I never felt so good, such clean fresh air and delicious healthy meals. I even got the staff into a bit of a yoga routine in the mornings, which was highly amusing!
But the biggest highlight for me was being a part of the lion males introduction to Liuwa and was at my happiest to see Lady Liuwa ‘bonding’ with her suitors. I look forward to seeing a new Liuwa pride of lions in November!
Robin, the Bwana
Well, for a start, I’m just so proud of everyone. To go out to such a remote place, a new area and not have any hiccups. It was great to go somewhere different, a new environment with blue lagoons and varieties of birds I hadn’t seen before. I loved the open grassy plains and driving out to the horizon and witnessing the most incredible scenery I’d ever seen.
I’m happy that the lions were seen mating and look forward to seeing the cubs when we return in November.

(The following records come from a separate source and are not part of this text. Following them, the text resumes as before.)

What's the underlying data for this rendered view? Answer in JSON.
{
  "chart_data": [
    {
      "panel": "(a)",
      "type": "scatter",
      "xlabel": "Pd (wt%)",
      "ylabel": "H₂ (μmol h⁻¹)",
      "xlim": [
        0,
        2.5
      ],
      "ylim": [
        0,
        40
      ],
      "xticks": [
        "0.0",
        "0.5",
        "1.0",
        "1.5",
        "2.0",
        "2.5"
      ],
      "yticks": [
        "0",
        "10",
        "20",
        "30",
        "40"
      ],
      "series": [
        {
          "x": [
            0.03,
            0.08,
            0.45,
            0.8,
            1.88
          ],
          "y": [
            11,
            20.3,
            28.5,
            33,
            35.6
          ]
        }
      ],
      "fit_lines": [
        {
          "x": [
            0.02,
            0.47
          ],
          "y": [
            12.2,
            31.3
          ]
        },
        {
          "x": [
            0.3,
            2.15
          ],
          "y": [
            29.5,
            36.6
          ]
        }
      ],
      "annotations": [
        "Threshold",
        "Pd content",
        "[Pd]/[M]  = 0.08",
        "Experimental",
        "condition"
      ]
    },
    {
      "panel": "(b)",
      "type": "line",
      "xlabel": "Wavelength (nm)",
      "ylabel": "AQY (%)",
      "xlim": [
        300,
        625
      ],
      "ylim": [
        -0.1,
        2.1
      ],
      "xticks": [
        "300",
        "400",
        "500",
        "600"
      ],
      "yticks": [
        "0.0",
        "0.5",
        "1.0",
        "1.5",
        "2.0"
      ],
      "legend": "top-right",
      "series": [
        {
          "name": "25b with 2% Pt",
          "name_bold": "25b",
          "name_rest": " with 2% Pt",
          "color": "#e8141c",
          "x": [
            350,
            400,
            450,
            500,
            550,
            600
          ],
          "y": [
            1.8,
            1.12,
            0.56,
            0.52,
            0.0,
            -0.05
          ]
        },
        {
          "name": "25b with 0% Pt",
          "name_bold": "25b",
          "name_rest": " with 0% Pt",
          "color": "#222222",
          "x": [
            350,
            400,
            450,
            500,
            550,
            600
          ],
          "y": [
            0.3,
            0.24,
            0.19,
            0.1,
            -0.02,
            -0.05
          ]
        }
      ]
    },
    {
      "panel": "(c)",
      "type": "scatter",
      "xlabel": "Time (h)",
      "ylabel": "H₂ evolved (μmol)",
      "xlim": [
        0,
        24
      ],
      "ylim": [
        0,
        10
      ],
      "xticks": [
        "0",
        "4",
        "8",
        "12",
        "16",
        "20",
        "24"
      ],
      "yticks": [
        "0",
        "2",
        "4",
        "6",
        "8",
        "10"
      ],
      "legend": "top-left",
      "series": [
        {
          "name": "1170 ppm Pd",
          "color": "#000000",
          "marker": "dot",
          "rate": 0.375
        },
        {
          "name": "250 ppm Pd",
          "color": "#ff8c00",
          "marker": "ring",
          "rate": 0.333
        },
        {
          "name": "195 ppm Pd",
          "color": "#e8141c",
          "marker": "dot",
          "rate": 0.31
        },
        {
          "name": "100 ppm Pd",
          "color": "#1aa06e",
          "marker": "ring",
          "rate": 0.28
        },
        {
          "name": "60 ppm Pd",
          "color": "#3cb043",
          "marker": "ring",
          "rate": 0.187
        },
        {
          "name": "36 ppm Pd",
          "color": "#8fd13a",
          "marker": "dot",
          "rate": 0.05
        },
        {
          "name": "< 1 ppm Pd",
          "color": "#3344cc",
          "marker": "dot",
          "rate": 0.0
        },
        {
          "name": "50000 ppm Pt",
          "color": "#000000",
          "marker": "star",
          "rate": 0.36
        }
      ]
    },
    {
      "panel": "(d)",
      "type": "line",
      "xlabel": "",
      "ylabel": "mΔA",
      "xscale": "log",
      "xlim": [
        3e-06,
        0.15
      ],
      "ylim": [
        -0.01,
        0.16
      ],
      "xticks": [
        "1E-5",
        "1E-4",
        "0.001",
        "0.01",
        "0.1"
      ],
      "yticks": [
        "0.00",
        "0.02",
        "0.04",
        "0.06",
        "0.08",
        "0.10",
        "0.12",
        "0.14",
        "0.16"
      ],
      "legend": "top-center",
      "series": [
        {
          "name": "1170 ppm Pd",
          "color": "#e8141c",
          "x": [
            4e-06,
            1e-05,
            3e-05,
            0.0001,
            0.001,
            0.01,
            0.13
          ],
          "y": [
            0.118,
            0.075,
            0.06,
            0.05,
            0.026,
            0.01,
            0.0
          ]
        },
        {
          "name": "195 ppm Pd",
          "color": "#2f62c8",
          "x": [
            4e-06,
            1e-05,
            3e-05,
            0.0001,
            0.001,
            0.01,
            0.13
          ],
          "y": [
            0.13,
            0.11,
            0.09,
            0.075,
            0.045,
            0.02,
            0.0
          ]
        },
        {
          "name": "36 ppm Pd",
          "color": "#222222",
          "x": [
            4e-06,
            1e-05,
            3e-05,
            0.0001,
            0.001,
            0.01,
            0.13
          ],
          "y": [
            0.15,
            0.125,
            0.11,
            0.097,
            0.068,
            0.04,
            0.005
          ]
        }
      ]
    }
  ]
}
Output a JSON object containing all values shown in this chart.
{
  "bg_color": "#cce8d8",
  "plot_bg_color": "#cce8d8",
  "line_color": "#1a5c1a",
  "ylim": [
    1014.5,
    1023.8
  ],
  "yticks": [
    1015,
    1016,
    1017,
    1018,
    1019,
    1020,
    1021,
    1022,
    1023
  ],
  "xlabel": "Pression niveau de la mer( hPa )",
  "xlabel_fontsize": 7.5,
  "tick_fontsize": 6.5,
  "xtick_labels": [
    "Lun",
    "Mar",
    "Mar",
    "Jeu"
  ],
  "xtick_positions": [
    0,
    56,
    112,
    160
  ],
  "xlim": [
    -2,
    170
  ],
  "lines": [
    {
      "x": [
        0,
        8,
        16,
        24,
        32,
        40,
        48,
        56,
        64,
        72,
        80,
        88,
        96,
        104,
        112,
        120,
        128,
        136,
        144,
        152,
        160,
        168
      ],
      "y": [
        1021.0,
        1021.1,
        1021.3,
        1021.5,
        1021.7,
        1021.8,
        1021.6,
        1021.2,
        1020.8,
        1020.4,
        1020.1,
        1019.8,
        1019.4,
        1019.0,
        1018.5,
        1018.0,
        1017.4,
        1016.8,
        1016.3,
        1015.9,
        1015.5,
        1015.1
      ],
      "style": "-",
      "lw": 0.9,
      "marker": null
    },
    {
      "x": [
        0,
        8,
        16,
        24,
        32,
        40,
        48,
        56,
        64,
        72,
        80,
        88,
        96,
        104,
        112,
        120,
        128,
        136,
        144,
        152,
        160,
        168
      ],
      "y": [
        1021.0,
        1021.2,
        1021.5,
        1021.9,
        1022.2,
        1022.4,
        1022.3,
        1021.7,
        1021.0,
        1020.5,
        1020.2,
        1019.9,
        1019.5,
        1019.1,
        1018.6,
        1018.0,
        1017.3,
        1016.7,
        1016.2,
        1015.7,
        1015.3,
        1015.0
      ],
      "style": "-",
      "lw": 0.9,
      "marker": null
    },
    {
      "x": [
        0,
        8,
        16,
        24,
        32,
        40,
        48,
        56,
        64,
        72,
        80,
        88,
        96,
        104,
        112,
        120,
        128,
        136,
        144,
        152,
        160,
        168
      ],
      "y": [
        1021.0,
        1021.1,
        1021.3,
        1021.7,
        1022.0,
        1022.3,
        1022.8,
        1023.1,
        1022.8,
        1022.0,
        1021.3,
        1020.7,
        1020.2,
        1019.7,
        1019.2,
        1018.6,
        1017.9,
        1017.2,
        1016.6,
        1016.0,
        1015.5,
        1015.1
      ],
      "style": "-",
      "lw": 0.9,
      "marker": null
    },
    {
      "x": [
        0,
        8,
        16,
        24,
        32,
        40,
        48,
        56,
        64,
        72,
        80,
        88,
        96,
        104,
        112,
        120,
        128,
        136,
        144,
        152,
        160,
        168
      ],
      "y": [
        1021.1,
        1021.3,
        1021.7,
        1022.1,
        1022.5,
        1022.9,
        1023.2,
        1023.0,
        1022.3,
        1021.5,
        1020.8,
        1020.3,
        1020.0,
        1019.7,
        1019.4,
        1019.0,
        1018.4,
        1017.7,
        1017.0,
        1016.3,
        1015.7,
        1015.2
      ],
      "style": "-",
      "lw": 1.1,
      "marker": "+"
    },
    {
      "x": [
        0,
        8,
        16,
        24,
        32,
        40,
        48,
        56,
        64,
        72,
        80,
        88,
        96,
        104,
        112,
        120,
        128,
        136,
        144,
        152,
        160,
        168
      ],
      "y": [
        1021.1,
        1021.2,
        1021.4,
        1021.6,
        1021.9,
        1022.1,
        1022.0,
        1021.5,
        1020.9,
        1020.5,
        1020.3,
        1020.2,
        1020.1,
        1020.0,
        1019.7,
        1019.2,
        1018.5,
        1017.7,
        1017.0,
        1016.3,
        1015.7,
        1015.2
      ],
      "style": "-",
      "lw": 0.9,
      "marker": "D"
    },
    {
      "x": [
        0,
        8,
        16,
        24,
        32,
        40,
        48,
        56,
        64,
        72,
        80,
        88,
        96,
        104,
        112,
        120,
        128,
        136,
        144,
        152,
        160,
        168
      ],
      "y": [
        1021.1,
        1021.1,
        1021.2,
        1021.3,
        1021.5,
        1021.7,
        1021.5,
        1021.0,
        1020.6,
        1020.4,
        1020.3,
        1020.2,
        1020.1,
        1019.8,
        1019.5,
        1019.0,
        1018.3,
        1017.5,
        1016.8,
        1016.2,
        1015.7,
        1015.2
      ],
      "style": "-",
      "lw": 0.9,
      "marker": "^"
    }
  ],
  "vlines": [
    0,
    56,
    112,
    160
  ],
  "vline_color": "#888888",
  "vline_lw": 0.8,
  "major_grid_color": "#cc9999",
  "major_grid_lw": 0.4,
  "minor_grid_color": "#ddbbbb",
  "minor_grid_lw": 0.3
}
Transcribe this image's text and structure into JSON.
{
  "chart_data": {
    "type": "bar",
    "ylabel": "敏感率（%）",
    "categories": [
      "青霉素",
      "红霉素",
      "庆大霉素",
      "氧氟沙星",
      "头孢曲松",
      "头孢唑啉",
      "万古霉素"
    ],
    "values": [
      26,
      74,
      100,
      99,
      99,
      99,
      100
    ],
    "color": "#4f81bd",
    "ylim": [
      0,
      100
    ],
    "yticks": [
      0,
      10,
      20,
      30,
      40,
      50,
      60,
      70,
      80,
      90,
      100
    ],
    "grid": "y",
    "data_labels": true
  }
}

The biggest highlight for me, was perhaps the 60-70 head of cattle being herded across the Zambezi River. The herd Bull in front following a guy drumming , with dugout canoes on either side so they wouldn’t get swept down the river. The guy drumming and the cattle just following, was a magical sight.
Also, it was so fantastic to see how many of our regulars came back (some 20 years later!!) to visit us in such a different place. Thank you to them and especially to all the staff that made this such a flawless, memorable 7 weeks!
Jason the guide
It was just amazing to see such a different and new place. It was very nice to see everyone working as a team so far away from our home and not a cross word between everyone. It was also great to see the guests enjoying themselves so much and getting as much out of the place as we did. New places are always good as they shake any complacency one might have from years of working in a place you know well. Was great to see a neglected park recovering and to be a part of that process, by proving that safaris can work there, successfully. A highlight? When the male lions escaped! I know it was a tricky moment from the African Parks perspective because the lions could have just kept going but I just felt relief! Humans had done their bit, now the lions were taking control of their own fate.